A Theory of Falling

What a good use of time falling is
& regardless of the into, i.e. a pile

of leaves, their rustle, a love, the little
sigh a bed makes when a body meets it.

By falling as with most things I mean
both the sensation and the metaphor.

Already I have too many metaphors.
Too many ways to say my heart is a bad

flower blooming. But to fall is useful
as a metaphor because it contains both

an into & out of. Because of the ways
I can’t say all summer with the heat

an urgency I stood by windows & refused
to look out, there was a tree’s history

written on the floor, whatever I am inside
is an am I understand in a way the out slides

away from my grasp. Grasp, too, is useful.
The hand as a portrait of negative space,

an absence that says maybe. It is important
to remember the body is a space that is

its own whole & yet hollow. You can’t
imagine it: the network of cells spidering

a thought from brain to finger, the abdomen
stuffed not like a doll’s but with the same guts

you see spilled from a possum, roadside.
I would like sometimes to stop thinking.

I would like sometimes to be able to stop
myself from doing most things, to fall into

an absence in which I am unaware
of the concept of absence. To fall

into an into where I can imagine
the hand is just a hand, and enough.


Click here to read Emma Bolden on the origin of the poem.

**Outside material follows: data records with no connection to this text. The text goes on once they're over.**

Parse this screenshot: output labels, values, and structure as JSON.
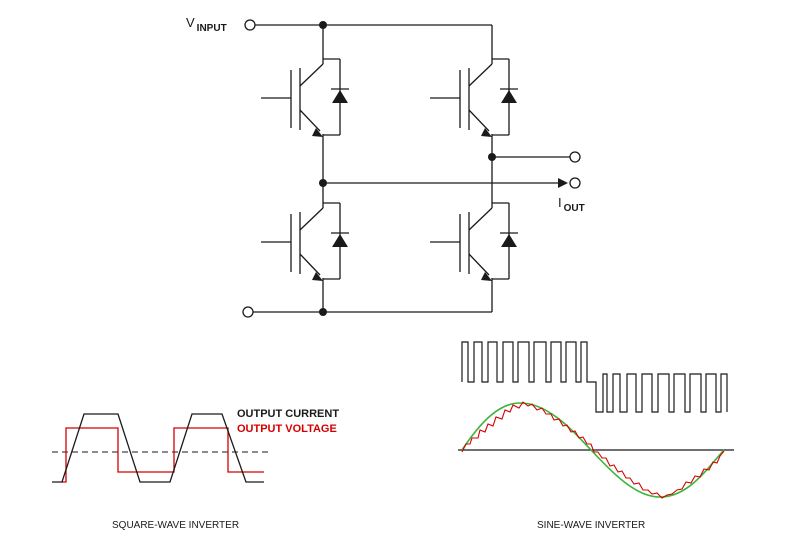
{
  "circuit": {
    "v_input_main": "V",
    "v_input_sub": "INPUT",
    "i_out_main": "I",
    "i_out_sub": "OUT"
  },
  "square_wave": {
    "legend_current": "OUTPUT CURRENT",
    "legend_voltage": "OUTPUT VOLTAGE",
    "caption": "SQUARE-WAVE INVERTER"
  },
  "sine_wave": {
    "caption": "SINE-WAVE INVERTER"
  },
  "colors": {
    "line": "#1a1a1a",
    "voltage": "#d40000",
    "sine_fit": "#3cb43c"
  }
}
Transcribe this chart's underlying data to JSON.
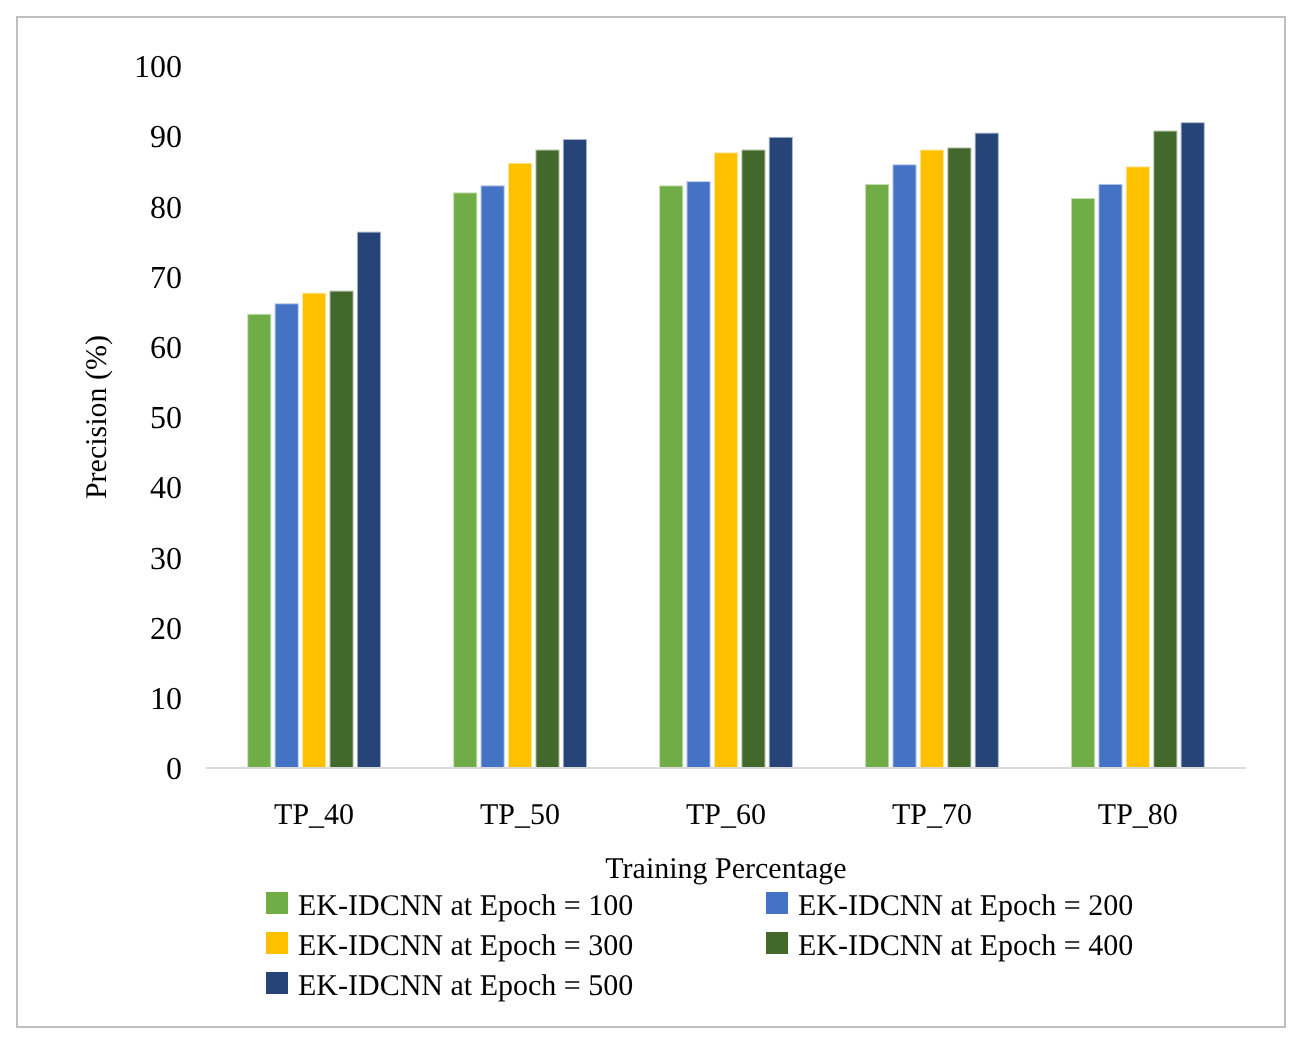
{
  "chart_data": {
    "type": "bar",
    "xlabel": "Training Percentage",
    "ylabel": "Precision (%)",
    "categories": [
      "TP_40",
      "TP_50",
      "TP_60",
      "TP_70",
      "TP_80"
    ],
    "series": [
      {
        "name": "EK-IDCNN at Epoch = 100",
        "color": "#70ad47",
        "values": [
          64.7,
          82.0,
          83.0,
          83.2,
          81.2
        ]
      },
      {
        "name": "EK-IDCNN at Epoch = 200",
        "color": "#4472c4",
        "values": [
          66.2,
          83.0,
          83.6,
          86.0,
          83.2
        ]
      },
      {
        "name": "EK-IDCNN at Epoch = 300",
        "color": "#ffc000",
        "values": [
          67.7,
          86.2,
          87.7,
          88.1,
          85.7
        ]
      },
      {
        "name": "EK-IDCNN at Epoch = 400",
        "color": "#43682b",
        "values": [
          68.0,
          88.1,
          88.1,
          88.4,
          90.8
        ]
      },
      {
        "name": "EK-IDCNN at Epoch = 500",
        "color": "#264478",
        "values": [
          76.4,
          89.6,
          89.9,
          90.5,
          92.0
        ]
      }
    ],
    "ylim": [
      0,
      100
    ],
    "yticks": [
      0,
      10,
      20,
      30,
      40,
      50,
      60,
      70,
      80,
      90,
      100
    ],
    "grid": false,
    "legend": "bottom"
  }
}
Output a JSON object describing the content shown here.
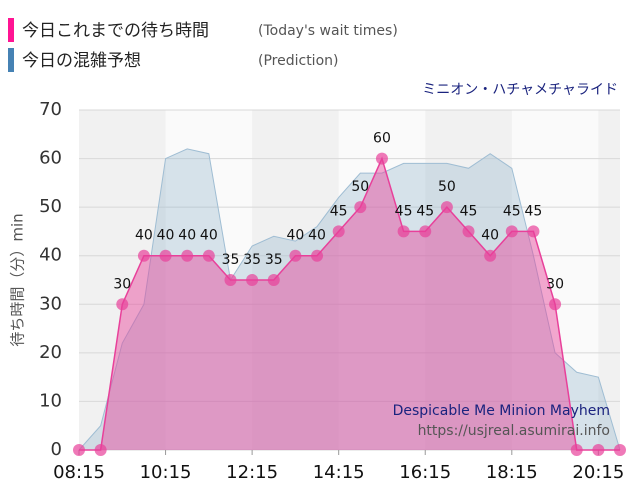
{
  "chart_data": {
    "type": "area",
    "legend": [
      {
        "label": "今日これまでの待ち時間",
        "note": "(Today's wait times)",
        "color": "#ff1493"
      },
      {
        "label": "今日の混雑予想",
        "note": "(Prediction)",
        "color": "#4682b4"
      }
    ],
    "subtitle": "ミニオン・ハチャメチャライド",
    "y_label": "待ち時間（分）min",
    "annotations": [
      "Despicable Me Minion Mayhem",
      "https://usjreal.asumirai.info"
    ],
    "categories": [
      "08:15",
      null,
      null,
      null,
      "10:15",
      null,
      null,
      null,
      "12:15",
      null,
      null,
      null,
      "14:15",
      null,
      null,
      null,
      "16:15",
      null,
      null,
      null,
      "18:15",
      null,
      null,
      null,
      "20:15",
      null
    ],
    "series": [
      {
        "name": "今日の混雑予想",
        "color": "#9fbdd3",
        "values": [
          0,
          5,
          22,
          30,
          60,
          62,
          61,
          35,
          42,
          44,
          43,
          46,
          52,
          57,
          57,
          59,
          59,
          59,
          58,
          61,
          58,
          40,
          20,
          16,
          15,
          0
        ]
      },
      {
        "name": "今日これまでの待ち時間",
        "color": "#e8409a",
        "values": [
          0,
          0,
          30,
          40,
          40,
          40,
          40,
          35,
          35,
          35,
          40,
          40,
          45,
          50,
          60,
          45,
          45,
          50,
          45,
          40,
          45,
          45,
          30,
          0,
          0,
          0
        ]
      }
    ],
    "ylim": [
      0,
      70
    ],
    "yticks": [
      0,
      10,
      20,
      30,
      40,
      50,
      60,
      70
    ],
    "grid": true
  }
}
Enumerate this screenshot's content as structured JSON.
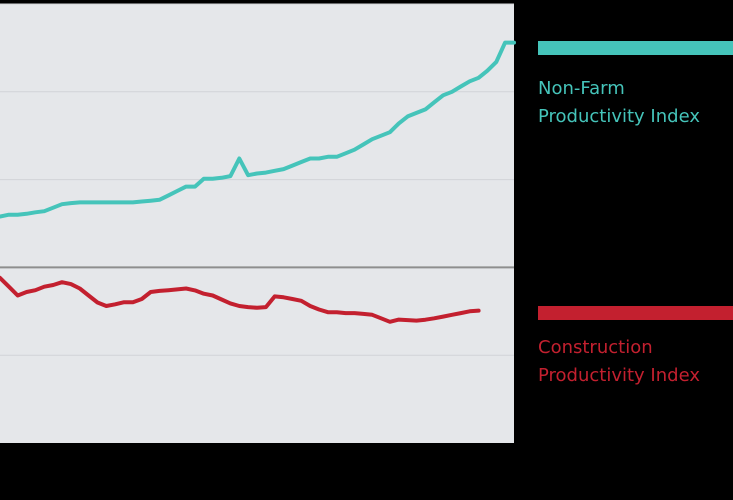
{
  "colors": {
    "page_background": "#000000",
    "plot_background": "#e5e7ea",
    "gridline": "#d2d4d7",
    "baseline": "#8e8e8e",
    "non_farm": "#45c4ba",
    "construction": "#c3202f"
  },
  "chart_data": {
    "type": "line",
    "title": "",
    "xlabel": "",
    "ylabel": "",
    "grid": true,
    "legend_position": "right",
    "xlim": [
      0,
      58
    ],
    "ylim": [
      -100,
      150
    ],
    "baseline_y": 0,
    "gridlines_y": [
      -50,
      0,
      50,
      100,
      150
    ],
    "series": [
      {
        "name": "Non-Farm Productivity Index",
        "color": "#45c4ba",
        "values": [
          29,
          30,
          30,
          30.5,
          31.4,
          32,
          34,
          36,
          36.6,
          37,
          37,
          37,
          37,
          37,
          37,
          37,
          37.5,
          38,
          38.5,
          41,
          43.5,
          46,
          46,
          50.5,
          50.5,
          51,
          52,
          62,
          52.5,
          53.5,
          54,
          55,
          56,
          58,
          60,
          62,
          62,
          63,
          63,
          65,
          67,
          70,
          73,
          75,
          77,
          82,
          86,
          88,
          90,
          94,
          98,
          100,
          103,
          106,
          108,
          112,
          117,
          128,
          128
        ]
      },
      {
        "name": "Construction Productivity Index",
        "color": "#c3202f",
        "values": [
          -6,
          -11,
          -16,
          -14,
          -13,
          -11,
          -10,
          -8.4,
          -9.5,
          -12,
          -16,
          -20,
          -22,
          -21,
          -19.8,
          -19.8,
          -18,
          -14,
          -13.4,
          -13,
          -12.5,
          -12,
          -13.1,
          -15,
          -16,
          -18.3,
          -20.5,
          -22,
          -22.6,
          -23,
          -22.6,
          -16.5,
          -17,
          -18,
          -19,
          -22,
          -24,
          -25.5,
          -25.5,
          -26,
          -26,
          -26.5,
          -27,
          -29,
          -31,
          -29.7,
          -30,
          -30.3,
          -29.8,
          -29,
          -28,
          -27,
          -26,
          -25,
          -24.6
        ]
      }
    ]
  },
  "legend": {
    "non_farm_line1": "Non-Farm",
    "non_farm_line2": "Productivity Index",
    "construction_line1": "Construction",
    "construction_line2": "Productivity Index"
  }
}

Image: “Did we sleep long?” by windingnumbers-unwind, licensed under CC 2.0.

Emma Bolden:
“Do you ever think about how weird sleep is,” my best friend asked me. “Like, where do you go?”

It was years before Billie Eilish whisper-sang that question through the speakers, years before anyone else I knew had articulated what I asked myself so frequently. “Yes,” I answered immediately and definitively. “It’s like you just vanish, then you wake up with the feeling that you’ve been somewhere, but there’s no way to find where that was.”

Were I to describe my life during the pandemic, I’d use the same language. I lived and worked alone at home. Part of me remained grateful that I had a home and a life. Part of me felt that life slipping away. I woke and walked and worked and slept, then woke again to do the same. I felt like I had vanished from the world, and in turn, the world vanished from me.

Since I can remember, I’ve written poetry to understand what I experienced. When the pandemic entered my life, poetry vanished, and with it my last lifeline. How was I to understand where I’d been without a language to do so?

In April of 2021, the world around me woke up to hope again. I decided it was time to try to wake myself up, too. Each night, I read poetry, and then — hesitantly, sometimes painfully — I wrote. The poems were about definition. “A Theory of Falling,” one of the first from that month, tries to define the feeling that I’d simply slipped off the surface of the world I’d known — and away from the self I’ve known.

None of my poems come to a definitive definition. Instead, they’re more about the act of trying, the necessary struggle to name and know one’s experience. When it comes to something as unthinkably horrific as a global pandemic, there are no definitives. Like in sleep, there’s ultimately no way to know, exactly, where we have been, but hopefully the act of examination, of definition, of struggling to know the unknown, can help us to see where we need to go.